Methods: We performed a retrospective cohort study at a tertiary referral hospital in Melbourne, Australia, from 2015 to 2020. We linked administrative data with bloodstream infection surveillance data from the Australian Group on Antimicrobial Resistance. We performed cause-specific Cox proportional hazards regression to quantify the impact of HO-BSI on inpatient mortality and discharge alive, with separate models for Enterobacterales, Staphylococcus aureus, Enterococcus species and the non-fermenting Gram-negative bacilli (NFGNB), Pseudomonas aeruginosa and Acinetobacter species, compared to admissions without HO-BSI. Excess length of stay (LOS) was estimated using multistate models.

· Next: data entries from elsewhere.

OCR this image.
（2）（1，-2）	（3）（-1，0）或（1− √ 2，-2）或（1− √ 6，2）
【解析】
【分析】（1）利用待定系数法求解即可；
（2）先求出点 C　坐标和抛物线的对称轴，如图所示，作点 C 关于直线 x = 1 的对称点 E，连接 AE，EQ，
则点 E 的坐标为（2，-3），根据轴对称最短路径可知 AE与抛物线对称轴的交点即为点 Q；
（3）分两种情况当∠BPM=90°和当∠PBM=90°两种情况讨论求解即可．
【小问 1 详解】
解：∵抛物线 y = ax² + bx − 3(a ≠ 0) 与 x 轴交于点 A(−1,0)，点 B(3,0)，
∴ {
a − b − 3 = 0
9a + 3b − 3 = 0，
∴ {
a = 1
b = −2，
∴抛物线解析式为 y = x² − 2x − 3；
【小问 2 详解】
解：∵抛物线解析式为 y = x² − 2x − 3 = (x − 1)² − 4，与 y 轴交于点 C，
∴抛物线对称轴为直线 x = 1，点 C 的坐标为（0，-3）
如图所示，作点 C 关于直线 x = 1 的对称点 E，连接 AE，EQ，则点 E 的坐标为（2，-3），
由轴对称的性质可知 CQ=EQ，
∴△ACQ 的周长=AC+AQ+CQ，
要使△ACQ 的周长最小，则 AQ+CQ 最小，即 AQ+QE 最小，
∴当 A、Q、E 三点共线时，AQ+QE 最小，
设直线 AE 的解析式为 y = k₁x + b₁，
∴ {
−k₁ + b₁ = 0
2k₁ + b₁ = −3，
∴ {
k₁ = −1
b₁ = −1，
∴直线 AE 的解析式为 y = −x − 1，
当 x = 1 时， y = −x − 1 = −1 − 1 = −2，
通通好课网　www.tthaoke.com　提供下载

Results: The cohort of 278 984 admissions included 814 (0.3%) HO-BSIs. Enterobacterales were the most frequent pathogens, followed by enterococci, S. aureus and NFGNB (incidence 3.62, 2.34, 1.11 and 0.80 events per 10 000 patient-days, respectively). Both antimicrobial-resistant and -susceptible HO-BSI increased risk of death and LOS compared with admissions without HO-BSI. Antimicrobial-resistant and -susceptible HO-BSIs, respectively, increased LOS by 5.7 days (95% CI: 4.9-6.5) and 4.1 days (95% CI: 3.8-4.5) for Enterobacterales, 4.9 days (95% CI: 4.5-5.4) and 3.1 days (95% CI: 2.6-3.6) for enterococci, and 6.3 days (95% CI: 5.3-7.3) and 9.8 days (95% CI: 9.1-10.5) for S. aureus.
Conclusions: Antimicrobial-susceptible and -resistant HO-BSIs have a substantial impact on patient outcomes. We demonstrated the feasibility of leveraging a national laboratory-based surveillance system to quantify the impact of HO-BSI.